Des Îlets perdus dans la verdure

Matteo sur un pont suspendu entre Îlet à Malheur et Îlet à Bourse.

Aujourd’hui nous partons pour une journée plus tranquille, puisqu’il y aura nettement moins de montée. Notre chemin nous conduit à travers plusieurs “Îlets” de Mafate: partis d’Aurère, nous traversons Îlet à Malheur, Îlet à Bourse, la Plaque, Grand Place, et finalement Cayenne. Ces petits villages coupés du monde et sans aucune route sont très jolis à traverser avec leur belles cases colorées. A 3 reprises, l’itinéraire descend vers des rivières qu’il faut traverser. Un passage se fait sur un pont, un autre à gué sur les pierres, et le meilleur : par une passerelle suspendue, l’occasion d’esquisser quelques pas de danse dignes du ballet Béjart. Vers Grand-Place, nous suivons un panneau “Boulangerie-Boutique” pour faire quelques courses. L’opportunité de trouver du pain frais nous réjouis, mais malheureusement, la partie boulangerie de l’échoppe ne consiste que d’un congélateur.

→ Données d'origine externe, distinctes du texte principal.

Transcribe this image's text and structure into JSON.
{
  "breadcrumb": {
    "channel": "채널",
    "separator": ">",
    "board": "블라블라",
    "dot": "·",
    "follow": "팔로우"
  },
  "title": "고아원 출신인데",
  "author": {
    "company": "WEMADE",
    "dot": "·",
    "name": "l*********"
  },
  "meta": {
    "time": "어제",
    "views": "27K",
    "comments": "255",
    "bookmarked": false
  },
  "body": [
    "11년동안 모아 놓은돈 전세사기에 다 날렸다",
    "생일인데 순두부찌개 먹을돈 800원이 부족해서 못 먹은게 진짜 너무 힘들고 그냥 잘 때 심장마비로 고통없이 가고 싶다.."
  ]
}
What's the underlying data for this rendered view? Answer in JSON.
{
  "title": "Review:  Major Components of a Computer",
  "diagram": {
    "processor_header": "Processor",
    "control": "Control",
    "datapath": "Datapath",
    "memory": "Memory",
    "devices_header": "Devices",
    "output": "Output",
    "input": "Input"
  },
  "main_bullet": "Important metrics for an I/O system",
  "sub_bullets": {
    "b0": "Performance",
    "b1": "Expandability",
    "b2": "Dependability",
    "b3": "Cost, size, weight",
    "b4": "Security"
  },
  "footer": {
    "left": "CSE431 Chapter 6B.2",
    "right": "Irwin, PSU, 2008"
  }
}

Il est vrai que ces Îlets ne doivent pas être assez peuplés pour qu’un vrai boulanger s’y installe. Qu’à cela ne tienne, nous profitons de la magnifique vue offerte par la terrasse de cette boulangerie-boutique-gîte (le Pavillon) pour boire une dodo fraîche.

Il est 12h30 lorsque nous atteignons Cayenne. Juste l’heure de manger, en compagnie d’un chat assez téméraire dans ses tentatives de vol de nourriture. On se pose vers une chapelle. Un employé de l’ONF rencontré au gîte de Grand-Place nous avait indiqué l’existence d’un terrain de camping vers la chapelle, mais à part quelques m2 herbeux juste à côté du bâtiment, nous ne voyons rien… Ayant repéré une autre chapelle avec source sur la carte, Matteo se propose d’aller y faire un tour pendant que je garde les sacs. Il revient peu convaincu par l’odeur d’urine qui règne là-bas.

Vue depuis la terrasse du gîte de Cayenne

Le gîte de Cayenne étant juste à côté, on décide d’aller y faire une petite pause boisson. La terrasse du gîte est située à flanc de falaise avec une vue plongeante sur la rivière des Galets encadrée par d’imposants flancs rocheux. L’endroit est vraiment paradisiaque, et on se dit que l’on pourrait bien y rester pour la nuit. Mais tout à coup, une marcheuse de 35-40 ans débarque, suivie de 2 dames plus âgées. Le chien du gîte, un vieux bâtard à l’air inoffensif se dirige vers la plus jeune des 3 qui lui adresse la parole : “tu ne me mords pas, hein?” avant de crier à qui veut bien l’entendre (c’est à dire personne, donc) : “A qui est ce chien?” dans l’indifférence totale des personnes alentour, avant de commencer de soliloquer que son seul problème en voyageant seule, ce n’est pas la langue, pas les gens, mais les chiens, et blablabla et blabla bla (ad lib). L’arrivée de cette bruyante tête à claque nous donne envie de prendre nos jambes à notre coup, mais pas avant d’avoir demandé où se trouvait le camping.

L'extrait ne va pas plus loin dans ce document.